Great job raising your daughter and she has now got her friend hunting . That is good for the future of hunting and gun rights .
They both have boyfriends who never hunted before who want to so it will be a case of the women teaching the men.
Historically, a hunter is a provider. These days... and this is not a comment on any individual, and it varies as to why and to what degree... too many "men" haven't learned how to be men and provide. My more recent understanding of Appalachian culture is that, while a man is going about his days work, his wife might get in a little small game hunting midday to have some meat for supper and maybe the next day or two. So, with division of labor, they're both providing. In our more modern context, the guys may have to just check the egos at the gate and be willing to learn. There's always something to learn. Wanting to learn helps.

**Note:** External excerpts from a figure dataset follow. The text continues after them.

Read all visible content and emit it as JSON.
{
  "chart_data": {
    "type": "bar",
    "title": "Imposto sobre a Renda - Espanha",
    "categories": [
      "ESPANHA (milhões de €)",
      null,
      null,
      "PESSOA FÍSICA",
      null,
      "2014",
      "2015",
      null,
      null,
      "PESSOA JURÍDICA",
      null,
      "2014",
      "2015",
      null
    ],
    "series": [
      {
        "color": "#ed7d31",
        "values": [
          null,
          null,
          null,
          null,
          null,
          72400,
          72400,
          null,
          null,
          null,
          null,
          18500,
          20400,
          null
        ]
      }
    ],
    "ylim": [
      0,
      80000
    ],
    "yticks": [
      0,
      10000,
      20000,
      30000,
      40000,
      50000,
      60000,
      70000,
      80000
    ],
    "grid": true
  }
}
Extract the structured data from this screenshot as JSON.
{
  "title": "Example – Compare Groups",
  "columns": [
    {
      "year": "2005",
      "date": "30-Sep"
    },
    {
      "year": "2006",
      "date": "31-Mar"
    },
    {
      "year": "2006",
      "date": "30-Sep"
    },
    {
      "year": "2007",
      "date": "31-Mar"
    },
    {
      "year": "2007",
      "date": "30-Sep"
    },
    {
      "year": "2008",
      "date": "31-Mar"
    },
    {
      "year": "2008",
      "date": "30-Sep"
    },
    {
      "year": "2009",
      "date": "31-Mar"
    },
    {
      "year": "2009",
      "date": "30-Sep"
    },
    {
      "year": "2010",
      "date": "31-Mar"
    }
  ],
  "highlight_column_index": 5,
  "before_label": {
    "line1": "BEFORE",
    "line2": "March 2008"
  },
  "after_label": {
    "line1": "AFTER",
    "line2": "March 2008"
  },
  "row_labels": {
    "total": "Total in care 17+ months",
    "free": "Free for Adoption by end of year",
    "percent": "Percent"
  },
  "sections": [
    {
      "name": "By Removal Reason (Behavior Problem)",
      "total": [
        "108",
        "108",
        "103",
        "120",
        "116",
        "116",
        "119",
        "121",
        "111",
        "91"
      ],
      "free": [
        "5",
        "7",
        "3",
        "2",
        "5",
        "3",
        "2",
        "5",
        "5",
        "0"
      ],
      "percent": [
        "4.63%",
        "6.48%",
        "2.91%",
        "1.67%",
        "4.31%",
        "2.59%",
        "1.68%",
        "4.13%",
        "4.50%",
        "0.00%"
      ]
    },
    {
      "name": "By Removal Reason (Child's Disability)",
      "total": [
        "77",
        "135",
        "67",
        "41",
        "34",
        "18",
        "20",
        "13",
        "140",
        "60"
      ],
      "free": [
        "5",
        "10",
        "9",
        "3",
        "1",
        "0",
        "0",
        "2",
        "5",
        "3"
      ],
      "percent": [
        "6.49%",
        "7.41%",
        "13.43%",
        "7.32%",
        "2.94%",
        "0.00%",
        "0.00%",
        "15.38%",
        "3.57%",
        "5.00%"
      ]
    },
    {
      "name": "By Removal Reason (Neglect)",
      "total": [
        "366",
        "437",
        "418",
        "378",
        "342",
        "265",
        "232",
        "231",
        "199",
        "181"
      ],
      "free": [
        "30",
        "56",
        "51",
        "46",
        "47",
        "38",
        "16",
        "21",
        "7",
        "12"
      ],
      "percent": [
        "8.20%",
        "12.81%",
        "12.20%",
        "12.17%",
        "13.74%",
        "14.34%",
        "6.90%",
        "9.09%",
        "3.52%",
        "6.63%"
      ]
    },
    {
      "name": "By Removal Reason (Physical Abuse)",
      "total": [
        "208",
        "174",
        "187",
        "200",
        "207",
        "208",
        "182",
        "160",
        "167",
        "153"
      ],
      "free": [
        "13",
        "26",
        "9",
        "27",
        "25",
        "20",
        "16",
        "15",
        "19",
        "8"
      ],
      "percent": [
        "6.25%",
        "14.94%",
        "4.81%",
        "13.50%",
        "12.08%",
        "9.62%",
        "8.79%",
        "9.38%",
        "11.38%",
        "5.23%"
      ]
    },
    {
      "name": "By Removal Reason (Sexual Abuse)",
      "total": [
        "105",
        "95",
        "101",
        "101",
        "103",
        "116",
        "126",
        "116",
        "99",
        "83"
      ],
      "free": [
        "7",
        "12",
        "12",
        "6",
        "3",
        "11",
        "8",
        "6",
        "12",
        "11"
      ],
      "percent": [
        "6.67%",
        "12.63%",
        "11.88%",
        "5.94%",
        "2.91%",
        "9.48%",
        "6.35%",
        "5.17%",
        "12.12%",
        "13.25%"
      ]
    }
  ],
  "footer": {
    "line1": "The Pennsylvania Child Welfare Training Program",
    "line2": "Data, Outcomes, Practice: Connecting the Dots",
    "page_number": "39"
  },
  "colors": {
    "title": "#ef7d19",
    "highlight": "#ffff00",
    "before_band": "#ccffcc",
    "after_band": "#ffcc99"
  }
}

A tradition is being passed on to a newcomer. Does not matter who is teaching who. Awesome to see youngsters taking up the sport.
I recall some years back, one of the guys in country music was always on the Outdoor Channel... said he learned turkey hunting as a kid in Texas... from his grandmother.
There's only one way to choose a dog: from a proven hunting lineage. In some cases when they don't have a long history of hunting in previous generations, a sufficient amount of dedicated training can overcome the root problem. Some need more time than others but after two seasons at most you know which way it's going to be. Dedication, enthusiasm and will to learn is everything.
The same principle applies to in-laws.
Usually when our prospective in-laws-to-be meet me and the rest of the family, they get a pretty clear picture of what's going on. The rest is up to them. Then again, we welcome proficient kitchen hands warmly as well while the rest of us hunt.
While one keeps the fire going and a pot of stew going, it frees others to hunt. Another may process firewood or meat while another may have to go for water. Who's seeing to the horses? Who-all's working hides into buckskin? It takes everybody.